かつて彼女も染野早紀のように、いつでもどこでも、嬉しい時も悲しい時も、江口侑樹に電話をかけたいと思えば、何の躊躇もなくかけることができた。
それは相手が甘やかしてくれていたから。そして、自分が頼りにしていたのも、その甘やかしだけだった。
でも今は、もう何も頼れるものがない。
向こうで秦野慶典は電話に出て、染野早紀は腰に手を当てて、声高らかに罵り始めた。長々と続く罵倒の言葉は一つも重複することなく、舌鋒鋭く畳みかけていく。
園田円香はグラスを抱えながら一口一口酒を飲み、染野早紀が秦野慶典を皮肉たっぷりに責め立てるのを見ていた。彼女の瞳には羨ましさが滲んでいた。
この酒は後から効いてくるタイプで、徐々に頭がぼうっとしてきた。理性が少しずつ薄れていき、彼女の視線はゆっくりと自分の携帯電話に向かう。手を伸ばして取り、取っては置き、また取って、また置く。そんなことを繰り返していた。
何度繰り返したかもわからない。頭はますます朦朧とし、視界はぼやけていく。そして最後に、酔いが完全に脳を支配し、周りの全てが遠ざかっていった……
…
翌日。
園田円香はゆっくりと目を開けた。数秒間呆然としていたが、すぐに記憶が脳裏に蘇ってきた。二日酔いの頭痛に眉間を寄せ、思わず額に手を当てた。
少し落ち着いてから、ベッドサイドテーブルを見ると、水の入ったコップと薬が置いてあり、その横に付箋が貼ってあった。
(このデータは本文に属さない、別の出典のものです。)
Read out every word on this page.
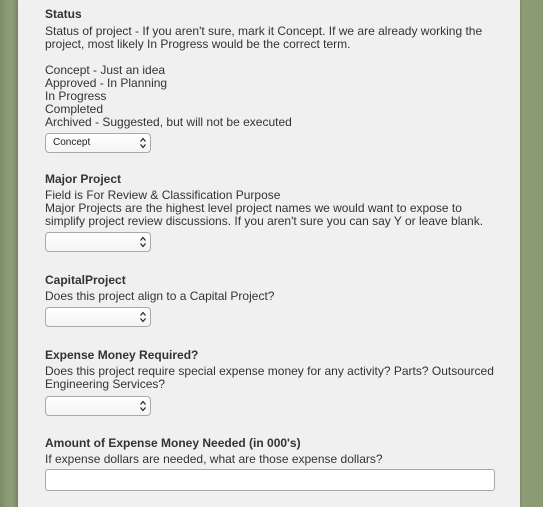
Status

Status of project - If you aren't sure, mark it Concept. If we are already working the project, most likely In Progress would be the correct term.

Concept - Just an idea

Approved - In Planning

In Progress

Completed

Archived - Suggested, but will not be executed

Concept

Major Project

Field is For Review & Classification Purpose

Major Projects are the highest level project names we would want to expose to simplify project review discussions. If you aren't sure you can say Y or leave blank.

CapitalProject

Does this project align to a Capital Project?

Expense Money Required?

Does this project require special expense money for any activity? Parts? Outsourced Engineering Services?

Amount of Expense Money Needed (in 000's)

If expense dollars are needed, what are those expense dollars?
付箋を手に取ると、染野早紀の力強い字が目に入った:起きたら二日酔い薬を一錠飲んで。朝ご飯はテーブルの上。温め直せばすぐ食べられるわ。ちょっと用事があって出かけるけど、急用があったら電話して。
後にPSがあった。記者たちがあなたの携帯にしつこく電話してくるから、機内モードにしておいたわ。
園田円香は温かい気持ちで微笑んだ。まず起き上がってバスルームで身支度を整え、出てきてから二日酔い薬を飲み、携帯を手に取って部屋を出た。
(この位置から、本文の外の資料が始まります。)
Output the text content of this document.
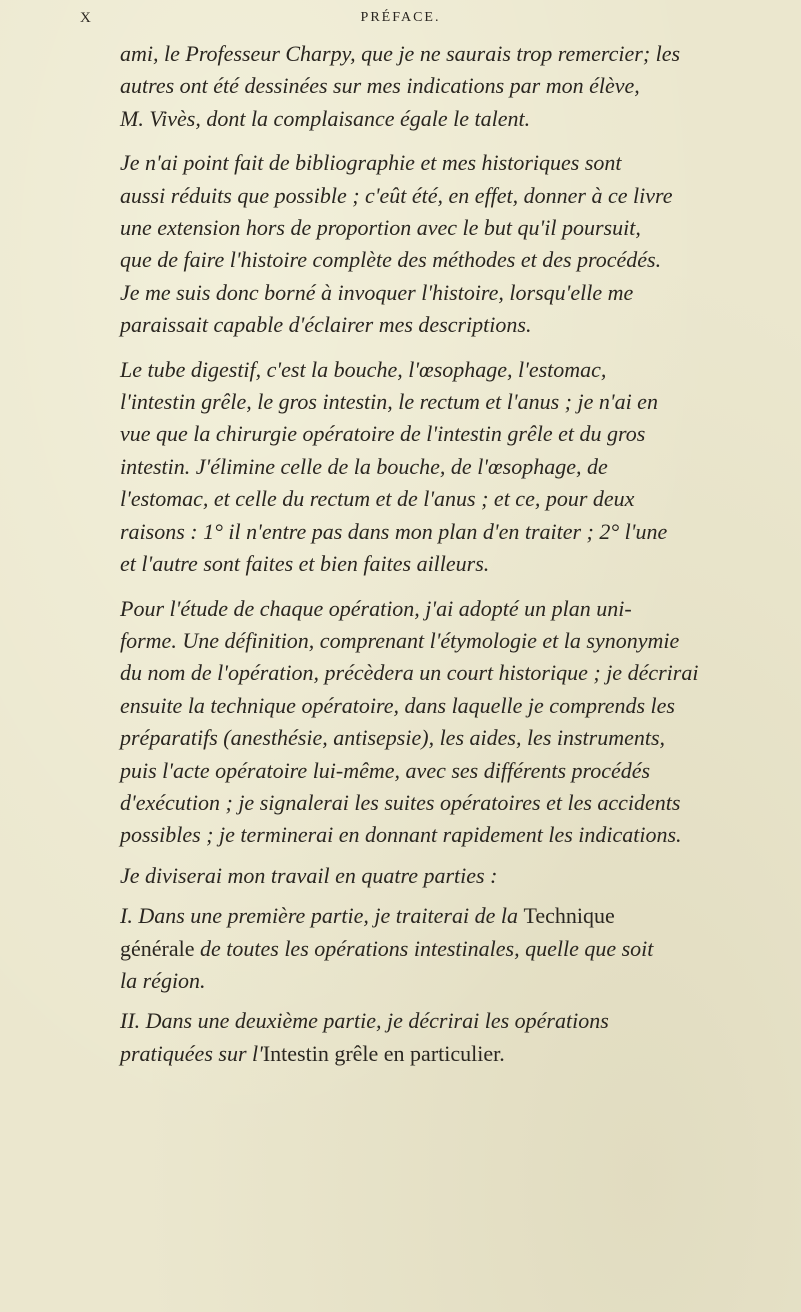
X	PRÉFACE.
ami, le Professeur Charpy, que je ne saurais trop remercier; les
autres ont été dessinées sur mes indications par mon élève,
M. Vivès, dont la complaisance égale le talent.
Je n'ai point fait de bibliographie et mes historiques sont
aussi réduits que possible ; c'eût été, en effet, donner à ce livre
une extension hors de proportion avec le but qu'il poursuit,
que de faire l'histoire complète des méthodes et des procédés.
Je me suis donc borné à invoquer l'histoire, lorsqu'elle me
paraissait capable d'éclairer mes descriptions.
Le tube digestif, c'est la bouche, l'œsophage, l'estomac,
l'intestin grêle, le gros intestin, le rectum et l'anus ; je n'ai en
vue que la chirurgie opératoire de l'intestin grêle et du gros
intestin. J'élimine celle de la bouche, de l'œsophage, de
l'estomac, et celle du rectum et de l'anus ; et ce, pour deux
raisons : 1° il n'entre pas dans mon plan d'en traiter ; 2° l'une
et l'autre sont faites et bien faites ailleurs.
Pour l'étude de chaque opération, j'ai adopté un plan uni-
forme. Une définition, comprenant l'étymologie et la synonymie
du nom de l'opération, précèdera un court historique ; je décrirai
ensuite la technique opératoire, dans laquelle je comprends les
préparatifs (anesthésie, antisepsie), les aides, les instruments,
puis l'acte opératoire lui-même, avec ses différents procédés
d'exécution ; je signalerai les suites opératoires et les accidents
possibles ; je terminerai en donnant rapidement les indications.
Je diviserai mon travail en quatre parties :
I. Dans une première partie, je traiterai de la Technique
générale de toutes les opérations intestinales, quelle que soit
la région.
II. Dans une deuxième partie, je décrirai les opérations
pratiquées sur l'Intestin grêle en particulier.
食欲はあまりなかったが、染野早紀が用意してくれた愛情たっぷりの朝食を、親友の気持ちを無駄にするわけにはいかなかった。
園田円香は軽く温め直し、椅子に座って、朝食を食べながら携帯を見た。
まずWeiboを開くと、トレンドランキングの上位は相変わらず全て彼女に関するものだった。一位は、昨日彼女が高級車を運転している写真を記者たちが撮ったものだった。